# Kamen Rider Kuuga Ultimate Form vs Kamen Rider Agito Shining Form



## Gundam Meister (Sep 10, 2012)

Battlefield: Hyperbolic Time Chamber
PIS and CIS : Off
Blood lust: On
Starting Distance: 5 Kilometers


So who come out on top in this battle of the titans


----------



## Boomy (Sep 10, 2012)

I'm pretty sure they were considered equal.

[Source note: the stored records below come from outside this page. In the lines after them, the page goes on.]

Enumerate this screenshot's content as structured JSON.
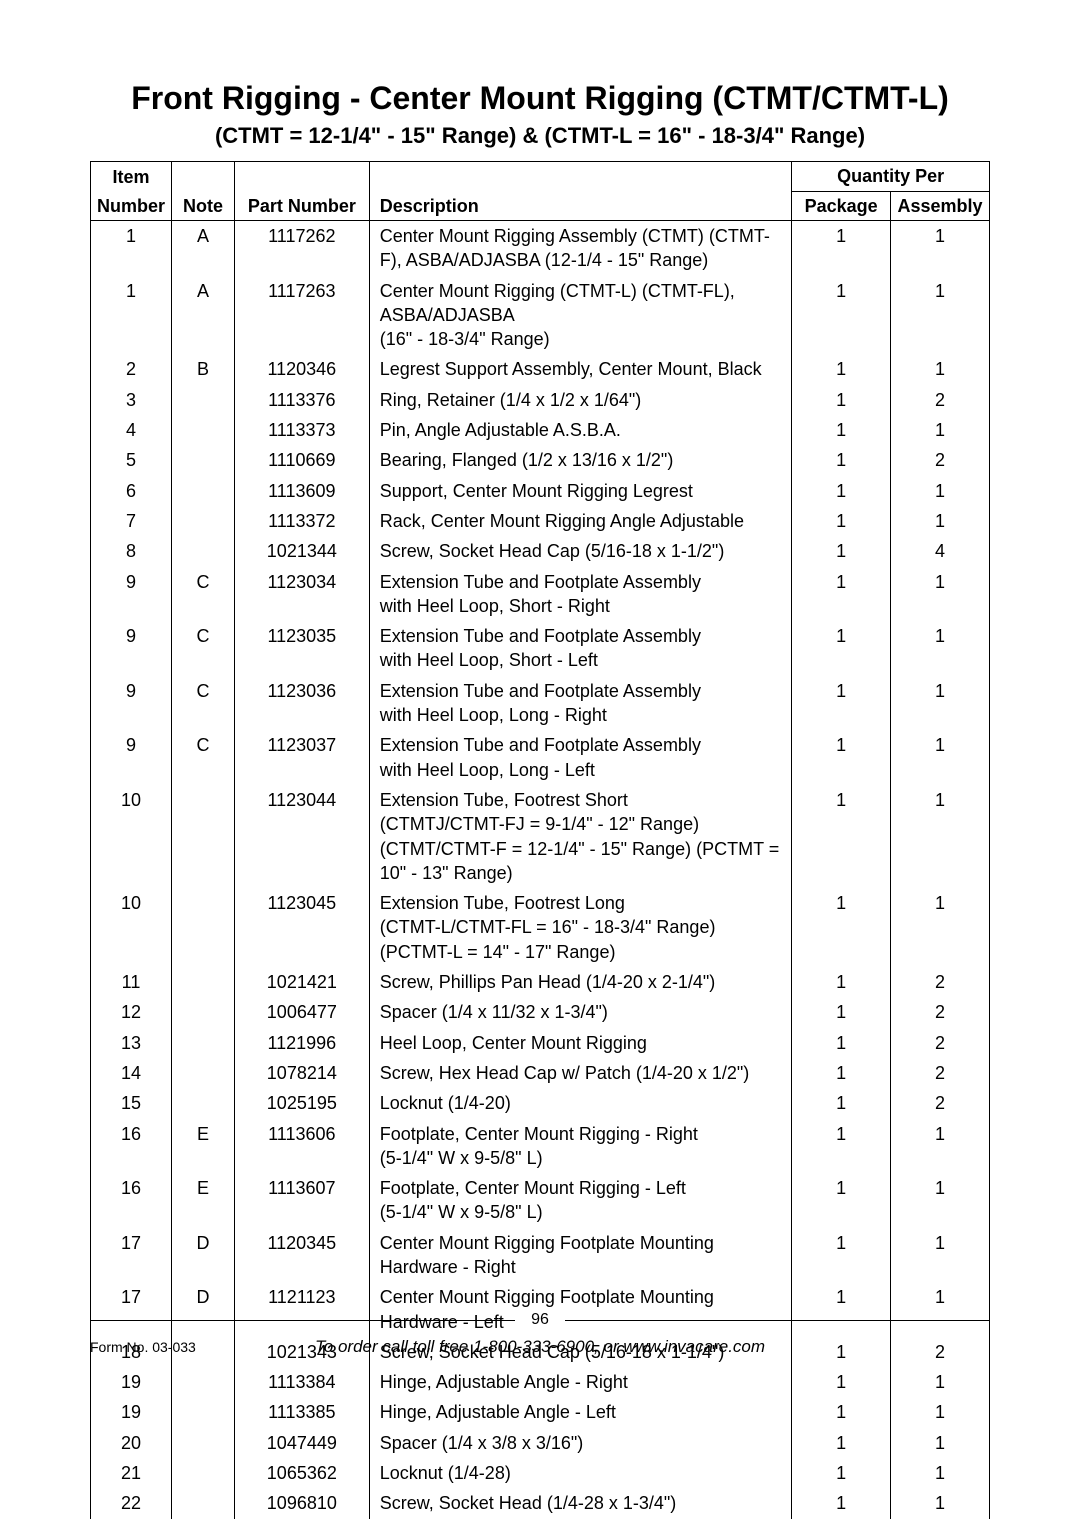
{
  "title": "Front Rigging - Center Mount Rigging (CTMT/CTMT-L)",
  "subtitle": "(CTMT = 12-1/4\" - 15\" Range) & (CTMT-L = 16\" - 18-3/4\" Range)",
  "columns": {
    "item_top": "Item",
    "item": "Number",
    "note": "Note",
    "part": "Part Number",
    "desc": "Description",
    "qty_top": "Quantity Per",
    "pkg": "Package",
    "asm": "Assembly"
  },
  "rows": [
    {
      "item": "1",
      "note": "A",
      "part": "1117262",
      "desc": "Center Mount Rigging Assembly (CTMT) (CTMT-F), ASBA/ADJASBA (12-1/4 - 15\" Range)",
      "pkg": "1",
      "asm": "1"
    },
    {
      "item": "1",
      "note": "A",
      "part": "1117263",
      "desc": "Center Mount Rigging (CTMT-L) (CTMT-FL), ASBA/ADJASBA\n(16\" - 18-3/4\" Range)",
      "pkg": "1",
      "asm": "1"
    },
    {
      "item": "2",
      "note": "B",
      "part": "1120346",
      "desc": "Legrest Support Assembly,  Center Mount, Black",
      "pkg": "1",
      "asm": "1"
    },
    {
      "item": "3",
      "note": "",
      "part": "1113376",
      "desc": "Ring, Retainer (1/4 x 1/2 x 1/64\")",
      "pkg": "1",
      "asm": "2"
    },
    {
      "item": "4",
      "note": "",
      "part": "1113373",
      "desc": "Pin, Angle Adjustable A.S.B.A.",
      "pkg": "1",
      "asm": "1"
    },
    {
      "item": "5",
      "note": "",
      "part": "1110669",
      "desc": "Bearing, Flanged (1/2 x 13/16 x 1/2\")",
      "pkg": "1",
      "asm": "2"
    },
    {
      "item": "6",
      "note": "",
      "part": "1113609",
      "desc": "Support, Center Mount Rigging Legrest",
      "pkg": "1",
      "asm": "1"
    },
    {
      "item": "7",
      "note": "",
      "part": "1113372",
      "desc": "Rack, Center Mount Rigging Angle Adjustable",
      "pkg": "1",
      "asm": "1"
    },
    {
      "item": "8",
      "note": "",
      "part": "1021344",
      "desc": "Screw, Socket Head Cap (5/16-18 x 1-1/2\")",
      "pkg": "1",
      "asm": "4"
    },
    {
      "item": "9",
      "note": "C",
      "part": "1123034",
      "desc": "Extension Tube and Footplate Assembly\nwith Heel Loop, Short - Right",
      "pkg": "1",
      "asm": "1"
    },
    {
      "item": "9",
      "note": "C",
      "part": "1123035",
      "desc": "Extension Tube and Footplate Assembly\nwith Heel Loop, Short - Left",
      "pkg": "1",
      "asm": "1"
    },
    {
      "item": "9",
      "note": "C",
      "part": "1123036",
      "desc": "Extension Tube and Footplate Assembly\nwith Heel Loop, Long - Right",
      "pkg": "1",
      "asm": "1"
    },
    {
      "item": "9",
      "note": "C",
      "part": "1123037",
      "desc": "Extension Tube and Footplate Assembly\nwith Heel Loop, Long - Left",
      "pkg": "1",
      "asm": "1"
    },
    {
      "item": "10",
      "note": "",
      "part": "1123044",
      "desc": "Extension Tube, Footrest Short\n(CTMTJ/CTMT-FJ = 9-1/4\" - 12\" Range)\n(CTMT/CTMT-F = 12-1/4\" - 15\" Range) (PCTMT = 10\" - 13\" Range)",
      "pkg": "1",
      "asm": "1"
    },
    {
      "item": "10",
      "note": "",
      "part": "1123045",
      "desc": "Extension Tube, Footrest Long\n(CTMT-L/CTMT-FL = 16\" - 18-3/4\" Range)\n(PCTMT-L = 14\" - 17\" Range)",
      "pkg": "1",
      "asm": "1"
    },
    {
      "item": "11",
      "note": "",
      "part": "1021421",
      "desc": "Screw, Phillips Pan Head (1/4-20 x 2-1/4\")",
      "pkg": "1",
      "asm": "2"
    },
    {
      "item": "12",
      "note": "",
      "part": "1006477",
      "desc": "Spacer (1/4 x 11/32 x 1-3/4\")",
      "pkg": "1",
      "asm": "2"
    },
    {
      "item": "13",
      "note": "",
      "part": "1121996",
      "desc": "Heel Loop, Center Mount Rigging",
      "pkg": "1",
      "asm": "2"
    },
    {
      "item": "14",
      "note": "",
      "part": "1078214",
      "desc": "Screw, Hex Head Cap w/ Patch (1/4-20 x 1/2\")",
      "pkg": "1",
      "asm": "2"
    },
    {
      "item": "15",
      "note": "",
      "part": "1025195",
      "desc": "Locknut (1/4-20)",
      "pkg": "1",
      "asm": "2"
    },
    {
      "item": "16",
      "note": "E",
      "part": "1113606",
      "desc": "Footplate, Center Mount Rigging - Right\n(5-1/4\" W x 9-5/8\" L)",
      "pkg": "1",
      "asm": "1"
    },
    {
      "item": "16",
      "note": "E",
      "part": "1113607",
      "desc": "Footplate, Center Mount Rigging - Left\n(5-1/4\" W x 9-5/8\" L)",
      "pkg": "1",
      "asm": "1"
    },
    {
      "item": "17",
      "note": "D",
      "part": "1120345",
      "desc": "Center Mount Rigging Footplate Mounting Hardware - Right",
      "pkg": "1",
      "asm": "1"
    },
    {
      "item": "17",
      "note": "D",
      "part": "1121123",
      "desc": "Center Mount Rigging Footplate Mounting Hardware - Left",
      "pkg": "1",
      "asm": "1"
    },
    {
      "item": "18",
      "note": "",
      "part": "1021343",
      "desc": "Screw, Socket Head Cap (5/16-18 x 1-1/4\")",
      "pkg": "1",
      "asm": "2"
    },
    {
      "item": "19",
      "note": "",
      "part": "1113384",
      "desc": "Hinge, Adjustable Angle - Right",
      "pkg": "1",
      "asm": "1"
    },
    {
      "item": "19",
      "note": "",
      "part": "1113385",
      "desc": "Hinge, Adjustable Angle - Left",
      "pkg": "1",
      "asm": "1"
    },
    {
      "item": "20",
      "note": "",
      "part": "1047449",
      "desc": "Spacer (1/4 x 3/8 x 3/16\")",
      "pkg": "1",
      "asm": "1"
    },
    {
      "item": "21",
      "note": "",
      "part": "1065362",
      "desc": "Locknut (1/4-28)",
      "pkg": "1",
      "asm": "1"
    },
    {
      "item": "22",
      "note": "",
      "part": "1096810",
      "desc": "Screw, Socket Head (1/4-28 x 1-3/4\")",
      "pkg": "1",
      "asm": "1"
    }
  ],
  "footer": {
    "page": "96",
    "form": "Form No. 03-033",
    "order": "To order call toll free 1-800-333-6900, or www.invacare.com"
  }
}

but IMO Kuuga has more casual finisher.


----------



## Endless Mike (Sep 10, 2012)

I think Kuuga wins by feats, unless you count kicking the Overlord of Darkness


----------



## Darth Nihilus (Sep 10, 2012)

Kuuga going by feats


----------



## Tranquil Fury (Sep 10, 2012)

They are about as much equal as Daguva and Rising Mighty Kuuga. Shining Agito needed to put all his power for that kick against a weakened God. Kuuga's rising power is so great they need to find a way to not destroy the area he's in through some means, the nuclear kick is 3000ms and any Rising form is dangerous enough to not use the finisher in the city directly unless it's underground or evacuated or outside the city. 

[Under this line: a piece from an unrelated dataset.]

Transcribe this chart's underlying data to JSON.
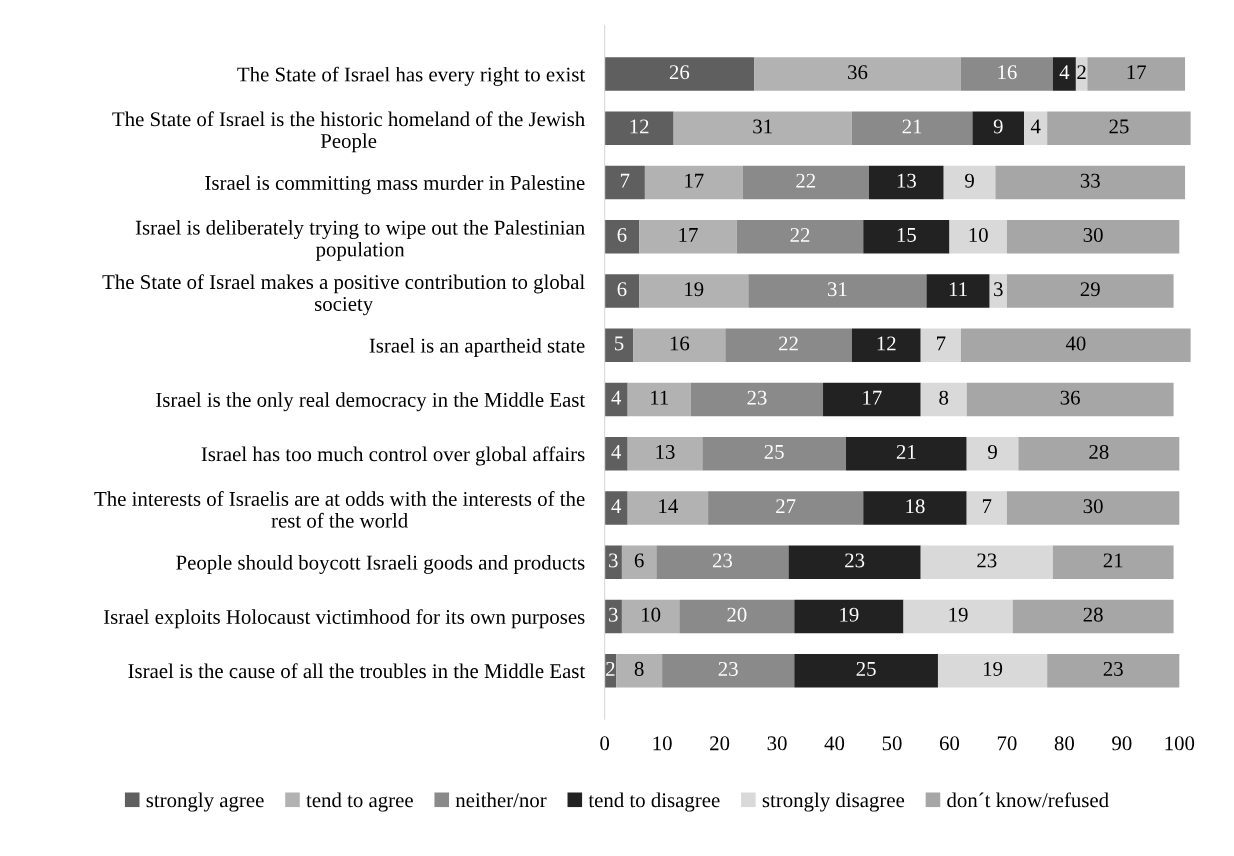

Daguva>>>>>>>>>>Rising Kuuga, his human form generates enough pressure to create a heavy sensation and a small fraction of his power turned number 3/Bat Grongi powerful enough to curb Rising Mighty Kuuga if I recall(The Bat got off screened curbstomped by Daguva). It took Ultimate Kuuga at his best to match Daguva, the fact Daguva and Ultimate Kuuga can shatter the hardest armor in their show with punches alone shows how much above Shining Agito they are. I'm not saying Shining Agito's full powered Kick would'nt damage them but then so could Kuuga's full powered kick.


----------



## Endless Mike (Sep 10, 2012)

Tranquil Fury said:


> They are about as much equal as Daguva and Rising Mighty Kuuga. Shining Agito needed to put all his power for that kick against a weakened God. Kuuga's rising power is so great they need to find a way to not destroy the area he's in through some means, the nuclear kick is 3000ms and any Rising form is dangerous enough to not use the finisher in the city directly unless it's underground or evacuated or outside the city.
> 
> Daguva>>>>>>>>>>Rising Kuuga, his human form generates enough pressure to create a heavy sensation and a small fraction of his power turned number 3/Bat Grongi powerful enough to curb Rising Mighty Kuuga if I recall(The Bat got off screened curbstomped by Daguva). It took Ultimate Kuuga at his best to match Daguva, the fact Daguva and Ultimate Kuuga can shatter the hardest armor in their show with punches alone shows how much above Shining Agito they are. I'm not saying Shining Agito's full powered Kick would'nt damage them but then so could Kuuga's full powered kick.



Spoilers


----------



## Fang (Sep 10, 2012)

This has never been done before and Agito should slightly edge out Kuuga, at worse its a draw.


----------



## c35 (Sep 12, 2012)

Kuuga's official stats give him victory.

But to be honest, Shining Agito seems far more badass and powerful throughout the series and movie. Almost untouchable. IIRC he didn't use this form when fighting the final boss.
Meanwhile Ultimate Kuuga is plain dull and not interesting at all. Toei tried hard to create "powerful" impression but IMHO failed.


----------